Dans notre société, nous vivons souvent avec cette illusion que nous pouvons tout maîtriser doublée d’un certain sentiment de toute-puissance. C’est le cas notamment en matière de grossesse, cette période qui – grâce aux progrès de la médecine et aux nombreux moyens techniques dont nous disposons pour anticiper des problèmes et y trouver des solutions – est devenue très (voire trop) surveillée. Qui plus est, la grossesse s’apparente forcément au bonheur. Bien heureusement. Mais nous oublions que la vie nous réserve toujours de mauvaises surprises, même au moment de la naissance d’un enfant censé être l’un des plus beaux et magiques qui soient.
Difficile dans ces conditions pour les parents d’entamer le processus d’acceptation du décès de leur bébé, qu’il soit le résultat d’une IMG – ce choix forcément fait par dépit en cas de malformations importantes ou d’une pathologie gravissime et le condamnant à une fin certaine – d’une MFIU, ou d’un grave problème de santé qui survient ou s’aggrave après seulement quelques jours, semaines ou mois de vie. Très souvent, une cause est retrouvée qui explique le décès. Parfois, il faudra attendre les résultats de l’autopsie que certains consentent à faire pratiquer sur leur si petit bébé pour enfin avoir cette explication. Si elle ne change évidemment pas l’état des choses, elle peut permettre aux parents, et tout particulièrement aux mamans, d’entamer leur travail de deuil et de ne pas se sentir coupables à l’idée que leur propre corps n’a pas pu protéger leur bébé. Encore une fois, nous ne maîtrisons pas tout, la nature est ainsi faite. Mais il arrive qu’aucune explication ne soit trouvée. Pas évident alors pour les parents de s’en accommoder.
Pour ma part, le choc de l’annonce de la MFIU m’ayant mise littéralement KO psychiquement, ne pas connaître ce qui avait causé le décès d’Alice pendant les dix jours qui ont suivi sa naissance me convenait bien. De toute façon, rien, pas même une explication, ne la ferait revenir. Avec le recul, je pense que ne pas savoir permettait de mettre un voile sur la réalité des évènements. Les seuls moments où je réalisais vraiment ce qui venait de se passer et ce que cela impliquait pour moi et pour notre projet de vie à mon mari et à moi, c’était lorsque je racontais ce que nous avions vécu. Encore et encore. En détails et sans rien cacher de mes émotions.

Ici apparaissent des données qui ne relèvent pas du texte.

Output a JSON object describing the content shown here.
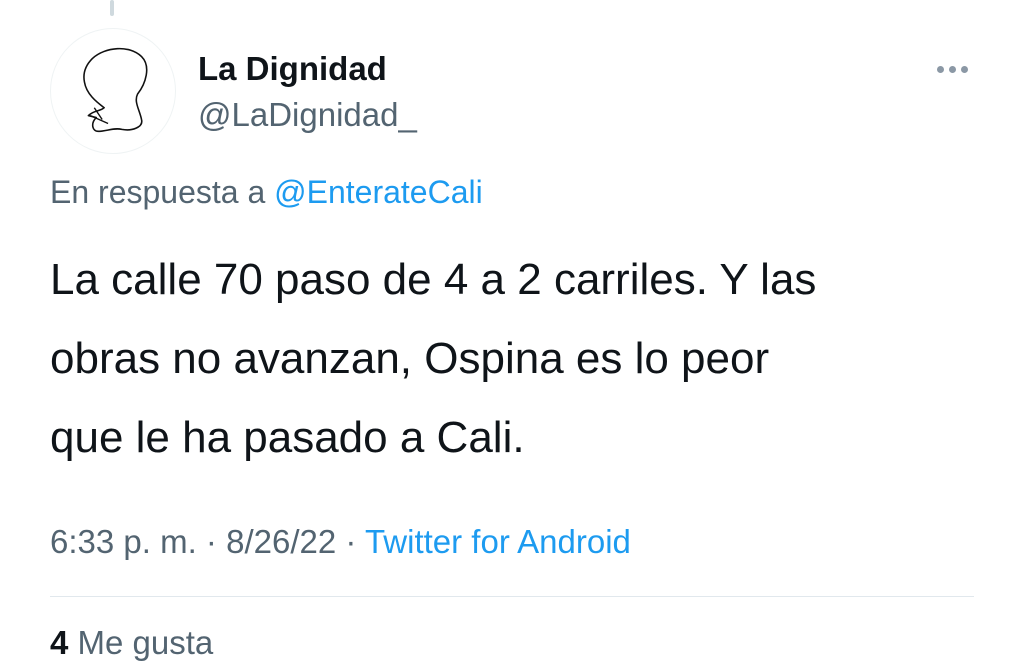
{
  "tweet": {
    "author": {
      "display_name": "La Dignidad",
      "handle": "@LaDignidad_"
    },
    "reply_prefix": "En respuesta a",
    "reply_mention": "@EnterateCali",
    "text_lines": [
      "La calle 70 paso de 4 a 2 carriles. Y las",
      "obras no avanzan, Ospina es lo peor",
      "que le ha pasado a Cali."
    ],
    "time": "6:33 p. m.",
    "separator": "·",
    "date": "8/26/22",
    "source": "Twitter for Android",
    "likes_count": "4",
    "likes_label": "Me gusta"
  },
  "icons": {
    "more": "more-horizontal-icon",
    "avatar": "avatar-line-drawing"
  },
  "colors": {
    "text": "#0f1419",
    "secondary": "#536471",
    "link": "#1d9bf0",
    "divider": "#e1e8ed"
  }
}
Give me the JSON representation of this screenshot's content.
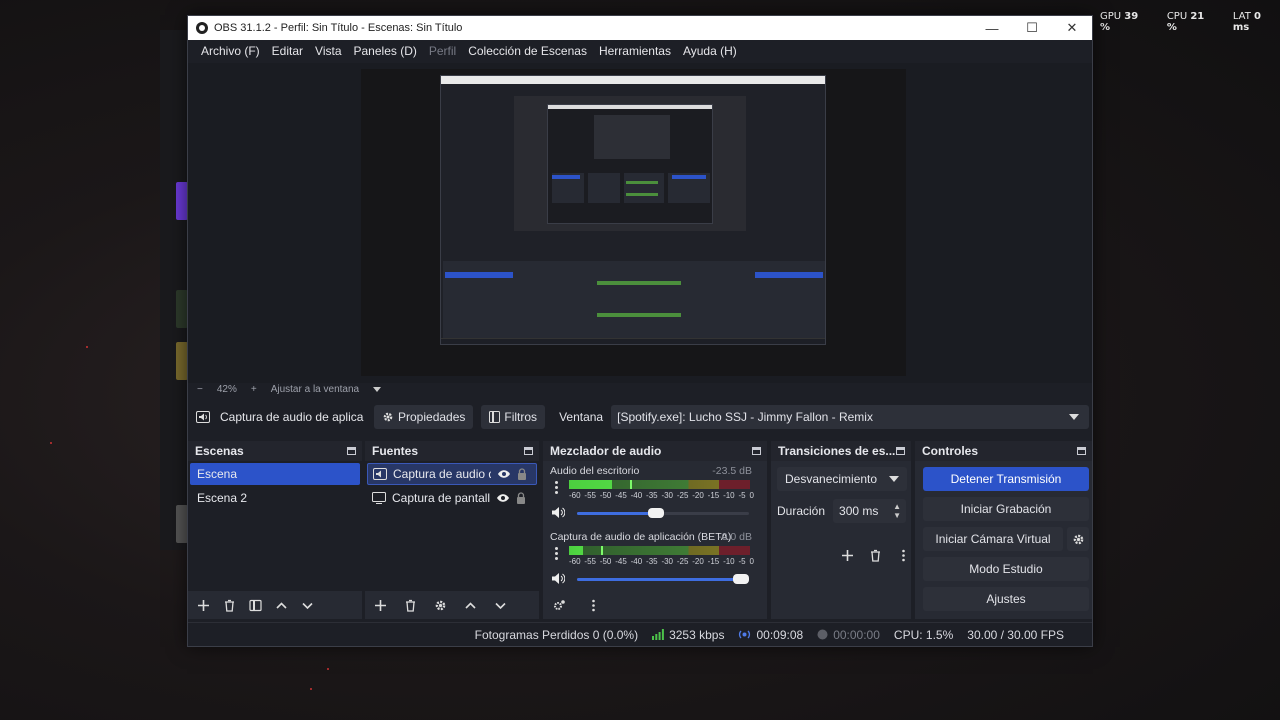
{
  "overlay": {
    "gpu_label": "GPU",
    "gpu_value": "39 %",
    "cpu_label": "CPU",
    "cpu_value": "21 %",
    "lat_label": "LAT",
    "lat_value": "0 ms"
  },
  "window": {
    "title": "OBS 31.1.2 - Perfil: Sin Título - Escenas: Sin Título"
  },
  "menu": {
    "archivo": "Archivo (F)",
    "editar": "Editar",
    "vista": "Vista",
    "paneles": "Paneles (D)",
    "perfil": "Perfil",
    "coleccion": "Colección de Escenas",
    "herramientas": "Herramientas",
    "ayuda": "Ayuda (H)"
  },
  "zoom": {
    "minus": "−",
    "level": "42%",
    "plus": "+",
    "fit": "Ajustar a la ventana"
  },
  "context": {
    "source_name": "Captura de audio de aplica",
    "properties": "Propiedades",
    "filters": "Filtros",
    "window_label": "Ventana",
    "window_value": "[Spotify.exe]: Lucho SSJ - Jimmy Fallon - Remix"
  },
  "scenes": {
    "title": "Escenas",
    "items": [
      {
        "label": "Escena",
        "selected": true
      },
      {
        "label": "Escena 2",
        "selected": false
      }
    ]
  },
  "sources": {
    "title": "Fuentes",
    "items": [
      {
        "label": "Captura de audio d",
        "icon": "audio-capture-icon",
        "selected": true
      },
      {
        "label": "Captura de pantalla",
        "icon": "display-capture-icon",
        "selected": false
      }
    ]
  },
  "mixer": {
    "title": "Mezclador de audio",
    "ticks": [
      "-60",
      "-55",
      "-50",
      "-45",
      "-40",
      "-35",
      "-30",
      "-25",
      "-20",
      "-15",
      "-10",
      "-5",
      "0"
    ],
    "channels": [
      {
        "name": "Audio del escritorio",
        "db": "-23.5 dB",
        "level_fraction": 0.24,
        "volume_fraction": 0.46
      },
      {
        "name": "Captura de audio de aplicación (BETA)",
        "db": "-0.0 dB",
        "level_fraction": 0.08,
        "volume_fraction": 1.0
      }
    ]
  },
  "transitions": {
    "title": "Transiciones de es...",
    "type": "Desvanecimiento",
    "duration_label": "Duración",
    "duration_value": "300 ms"
  },
  "controls": {
    "title": "Controles",
    "stop_stream": "Detener Transmisión",
    "start_recording": "Iniciar Grabación",
    "start_virtual_cam": "Iniciar Cámara Virtual",
    "studio_mode": "Modo Estudio",
    "settings": "Ajustes"
  },
  "status": {
    "dropped": "Fotogramas Perdidos 0 (0.0%)",
    "bitrate": "3253 kbps",
    "stream_time": "00:09:08",
    "rec_time": "00:00:00",
    "cpu": "CPU: 1.5%",
    "fps": "30.00 / 30.00 FPS"
  },
  "colors": {
    "accent": "#2c53c9",
    "panel": "#272a33",
    "background": "#1d1f26"
  }
}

Et puis il y a eu ce coup de téléphone de ma gynécologue le 18 juillet 2018, le jour de notre anniversaire de mariage à mon mari et à moi, comme pour me signifier que le bonheur ne pourra jamais se passer de son contraire. Elle m’a alors annoncé que j’avais développé des anticorps redoutables pour le fœtus – anticorps souvent présents dans le cadre de maladies auto-immunes de type lupus ou syndrome de Gougerot-Sjögren – car ils franchissent la barrière placentaire et s’attaquent au petit cœur du bébé. Impossible de les détecter sans la présence de certains symptômes retrouvés chez les personnes atteintes de ces maladies. Je n’ai évidemment exprimé aucun de ces symptômes. Alice est donc très probablement décédée des suites d’une myocardite inflammatoire ayant entraîné des troubles du rythme et un arrêt cardiaque. Les risques que ces anticorps provoquent ce type de problème chez le bébé sont de l’ordre de 1%. Ce petit pourcent paraît si insignifiant… Mais c’est ce petit pourcent qui a engendré un cataclysme dans ma vie.
Aujourd’hui, je bénéficie d’un suivi en médecine interne afin, dans un premier temps, de déterminer si je suis effectivement atteinte d’une maladie auto-immune ou si le taux d’anticorps s’est élevé de manière isolée. Malheureusement, il est impossible de faire baisser ce taux d’anticorps mais il existe un traitement qui permet de limiter leur impact dans l’éventualité d’une nouvelle grossesse. Grossesse qui sera également étroitement surveillée afin de détecter tout problème cardiaque chez le fœtus. Il est évident que mon mari et moi avons déjà envisagé avoir un autre bébé. Cette idée est un peu comme une petite lumière qui nous attire vers elle au milieu de la nuit. Mais étant donné qu’il nous faudra repasser par un processus de PMA et de DPI (diagnostic préimplantatoire), encore un peu de temps va nous être nécessaire avant d’atteindre cette lumière et d’avoir à nouveau confiance en la vie.